We can also inspect this code FC_LocalSimple directly for more information. Like all code files for computing time-series features, FC_LocalSimple.m is located in the Operations directory of the hctsa repository. Inspecting the code file, we see that running FC_LocalSimple(y,'mean',3) does forecasting using local estimates of the time-series mean (since the second input to FC_LocalSimple, forecastMeth is set to 'mean'), using the previous three time-series values to make the prediction (since the third input to FC_LocalSimple, trainLength is set to 3).

To understand what the specific output quantity from this code is that came up as being highly informative in our TS_TopFeatures analysis, we need to look for the output labeled taures of the output structure produced by FC_LocalSimple. We discover the following relevant lines of code in FC_LocalSimple.m:

% Autocorrelation structure of the residuals:
out.ac1 = CO_AutoCorr(res,1,'Fourier');
out.ac2 = CO_AutoCorr(res,2,'Fourier');
out.taures = CO_FirstZero(res,'ac');

This shows us that, after doing the local mean prediction, FC_LocalSimple then outputs some features on whether there is any residual autocorrelation structure in the residuals of the rolling predictions (the outputs labeled ac1, ac2, and our output of interest: taures). The code shows that this taures output computes the CO_FirstZero of the residuals, which measures the first zero of the autocorrelation function (e.g., cf help CO_FirstZero). When the local mean prediction still leaves a lot of autocorrelation structure in the residuals, our feature, FC_LocalSimple_mean3_taures, will thus take a high value.

Visualizing outputs

Once we've seen the code that was used to produce a feature, and started to think about how such an algorithm might be measuring useful structure in our time series, we can then check our intuition by inspecting its performance on our dataset (as described in Investigating specific operations).
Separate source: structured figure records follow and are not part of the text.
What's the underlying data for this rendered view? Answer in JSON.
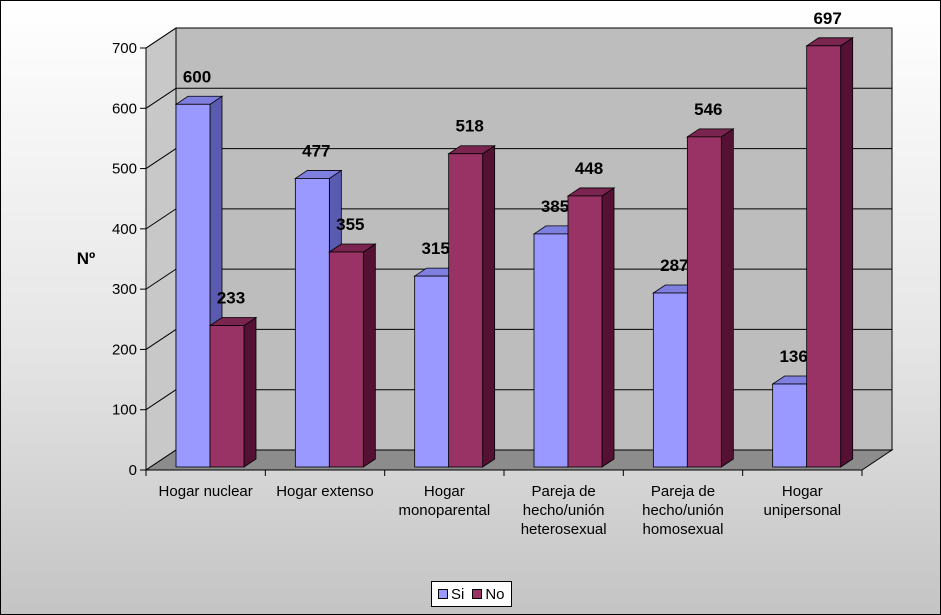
{
  "chart_data": {
    "type": "bar",
    "ylabel": "Nº",
    "xlabel": "",
    "ylim": [
      0,
      700
    ],
    "yticks": [
      0,
      100,
      200,
      300,
      400,
      500,
      600,
      700
    ],
    "grid": true,
    "legend_position": "bottom",
    "categories": [
      [
        "Hogar nuclear"
      ],
      [
        "Hogar extenso"
      ],
      [
        "Hogar",
        "monoparental"
      ],
      [
        "Pareja de",
        "hecho/unión",
        "heterosexual"
      ],
      [
        "Pareja de",
        "hecho/unión",
        "homosexual"
      ],
      [
        "Hogar",
        "unipersonal"
      ]
    ],
    "series": [
      {
        "name": "Si",
        "values": [
          600,
          477,
          315,
          385,
          287,
          136
        ],
        "color": "#9999ff",
        "side_color": "#5a5ab0",
        "top_color": "#7f7fe0"
      },
      {
        "name": "No",
        "values": [
          233,
          355,
          518,
          448,
          546,
          697
        ],
        "color": "#993366",
        "side_color": "#551133",
        "top_color": "#7a2450"
      }
    ]
  }
}
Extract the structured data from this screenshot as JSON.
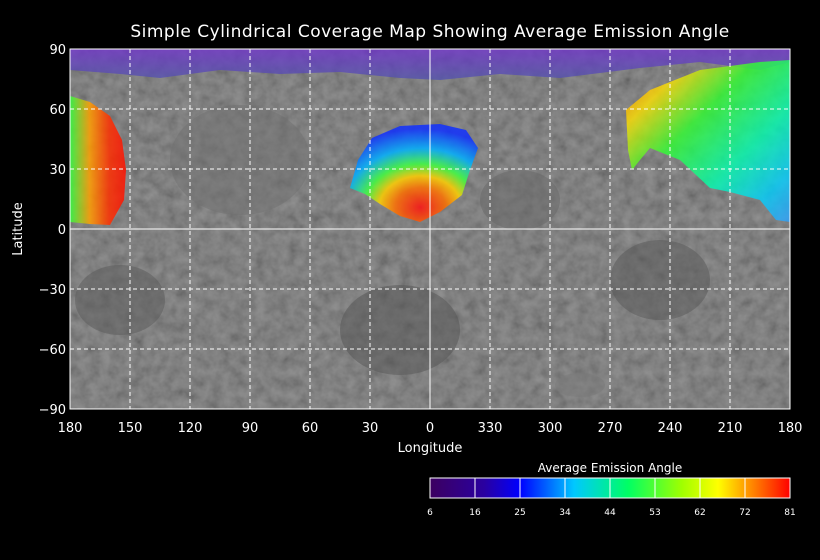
{
  "map": {
    "title": "Simple Cylindrical Coverage Map Showing Average Emission Angle",
    "xlabel": "Longitude",
    "ylabel": "Latitude",
    "x_ticks": [
      "180",
      "150",
      "120",
      "90",
      "60",
      "30",
      "0",
      "330",
      "300",
      "270",
      "240",
      "210",
      "180"
    ],
    "y_ticks": [
      "90",
      "60",
      "30",
      "0",
      "−30",
      "−60",
      "−90"
    ],
    "grid": "dashed white every 30 degrees; solid line at latitude 0 and longitude 0",
    "background": "grey cylindrical basemap of planetary surface",
    "coverage": [
      {
        "region": "polar band",
        "lon_range": [
          180,
          180
        ],
        "lat_range": [
          72,
          90
        ],
        "emission_angle": [
          10,
          25
        ]
      },
      {
        "region": "left edge",
        "lon_range": [
          180,
          145
        ],
        "lat_range": [
          4,
          66
        ],
        "emission_angle": [
          45,
          81
        ]
      },
      {
        "region": "center",
        "lon_range": [
          30,
          355
        ],
        "lat_range": [
          5,
          55
        ],
        "emission_angle": [
          25,
          81
        ]
      },
      {
        "region": "right",
        "lon_range": [
          265,
          180
        ],
        "lat_range": [
          3,
          78
        ],
        "emission_angle": [
          25,
          81
        ]
      }
    ]
  },
  "colorbar": {
    "title": "Average Emission Angle",
    "ticks": [
      "6",
      "16",
      "25",
      "34",
      "44",
      "53",
      "62",
      "72",
      "81"
    ],
    "colors": [
      "#3c0060",
      "#0000ff",
      "#00c8ff",
      "#00ff64",
      "#ffff00",
      "#ff0000"
    ]
  }
}
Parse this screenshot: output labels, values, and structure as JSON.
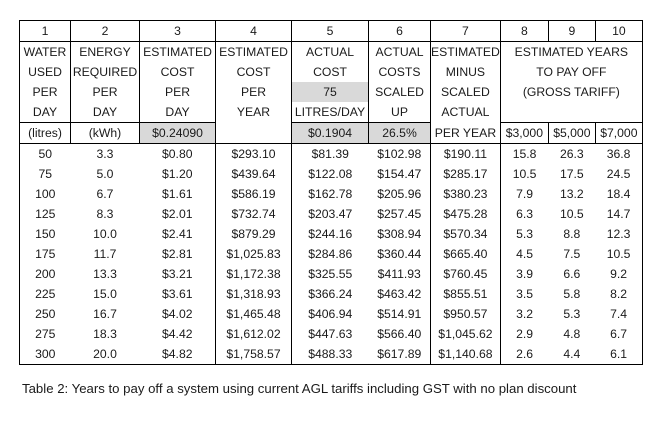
{
  "table": {
    "column_numbers": [
      "1",
      "2",
      "3",
      "4",
      "5",
      "6",
      "7",
      "8",
      "9",
      "10"
    ],
    "header_lines": {
      "c1": [
        "WATER",
        "USED",
        "PER",
        "DAY"
      ],
      "c2": [
        "ENERGY",
        "REQUIRED",
        "PER",
        "DAY"
      ],
      "c3": [
        "ESTIMATED",
        "COST",
        "PER",
        "DAY"
      ],
      "c4": [
        "ESTIMATED",
        "COST",
        "PER",
        "YEAR"
      ],
      "c5": [
        "ACTUAL",
        "COST",
        "75",
        "LITRES/DAY"
      ],
      "c6": [
        "ACTUAL",
        "COSTS",
        "SCALED",
        "UP"
      ],
      "c7": [
        "ESTIMATED",
        "MINUS",
        "SCALED",
        "ACTUAL",
        "PER YEAR"
      ],
      "c8_10": [
        "ESTIMATED YEARS",
        "TO PAY OFF",
        "(GROSS TARIFF)"
      ]
    },
    "units": {
      "c1": "(litres)",
      "c2": "(kWh)",
      "c3": "$0.24090",
      "c5": "$0.1904",
      "c6": "26.5%",
      "c8": "$3,000",
      "c9": "$5,000",
      "c10": "$7,000"
    },
    "rows": [
      [
        "50",
        "3.3",
        "$0.80",
        "$293.10",
        "$81.39",
        "$102.98",
        "$190.11",
        "15.8",
        "26.3",
        "36.8"
      ],
      [
        "75",
        "5.0",
        "$1.20",
        "$439.64",
        "$122.08",
        "$154.47",
        "$285.17",
        "10.5",
        "17.5",
        "24.5"
      ],
      [
        "100",
        "6.7",
        "$1.61",
        "$586.19",
        "$162.78",
        "$205.96",
        "$380.23",
        "7.9",
        "13.2",
        "18.4"
      ],
      [
        "125",
        "8.3",
        "$2.01",
        "$732.74",
        "$203.47",
        "$257.45",
        "$475.28",
        "6.3",
        "10.5",
        "14.7"
      ],
      [
        "150",
        "10.0",
        "$2.41",
        "$879.29",
        "$244.16",
        "$308.94",
        "$570.34",
        "5.3",
        "8.8",
        "12.3"
      ],
      [
        "175",
        "11.7",
        "$2.81",
        "$1,025.83",
        "$284.86",
        "$360.44",
        "$665.40",
        "4.5",
        "7.5",
        "10.5"
      ],
      [
        "200",
        "13.3",
        "$3.21",
        "$1,172.38",
        "$325.55",
        "$411.93",
        "$760.45",
        "3.9",
        "6.6",
        "9.2"
      ],
      [
        "225",
        "15.0",
        "$3.61",
        "$1,318.93",
        "$366.24",
        "$463.42",
        "$855.51",
        "3.5",
        "5.8",
        "8.2"
      ],
      [
        "250",
        "16.7",
        "$4.02",
        "$1,465.48",
        "$406.94",
        "$514.91",
        "$950.57",
        "3.2",
        "5.3",
        "7.4"
      ],
      [
        "275",
        "18.3",
        "$4.42",
        "$1,612.02",
        "$447.63",
        "$566.40",
        "$1,045.62",
        "2.9",
        "4.8",
        "6.7"
      ],
      [
        "300",
        "20.0",
        "$4.82",
        "$1,758.57",
        "$488.33",
        "$617.89",
        "$1,140.68",
        "2.6",
        "4.4",
        "6.1"
      ]
    ]
  },
  "caption": "Table 2: Years to pay off a system using current AGL tariffs including GST with no plan discount"
}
For example, we can run the following:

TS_FeatureSummary(3016,'raw',true);

which produces a plot like that shown below. We have run this on a dataset containing noisy sine waves, labeled 'noisy' (red) and periodic signals without noise, labeled 'periodic' (blue):

In this plot, we see how this feature orders time series (with the distribution of values shown on the left, and split between the two groups: 'noisy', and 'periodic'). Our intuition from the code, that time series with longer correlation timescales will have highly autocorrelated residuals after a local mean prediction, appears to hold visually on this dataset. In general, the mechanism provided by TS_FeatureSummary to visualize how a given feature orders time series, including across labeled groups, can be very useful for feature interpretation.

Summary

hctsa contains a large number of features, many of which can be expected to be highly inter-correlated on a given time-series dataset. It is thus crucial to explore how a given feature relates to other features in the library, e.g., using the correlation matrix produced by TS_TopFeatures (cf. Finding informative features), or by searching for features with similar behavior on the dataset to a given feature of interest (cf. Finding nearest neighbors). In a specific domain context, the analyst typically needs to decide on the trade-off between more complicated features that may have slightly higher in-sample performance on a given task, and simpler, more interpretable features that may help guide domain understanding. The procedures outlined above are typically the first step to understanding a time-series analysis algorithm, and its relationship to alternatives that have been developed across science.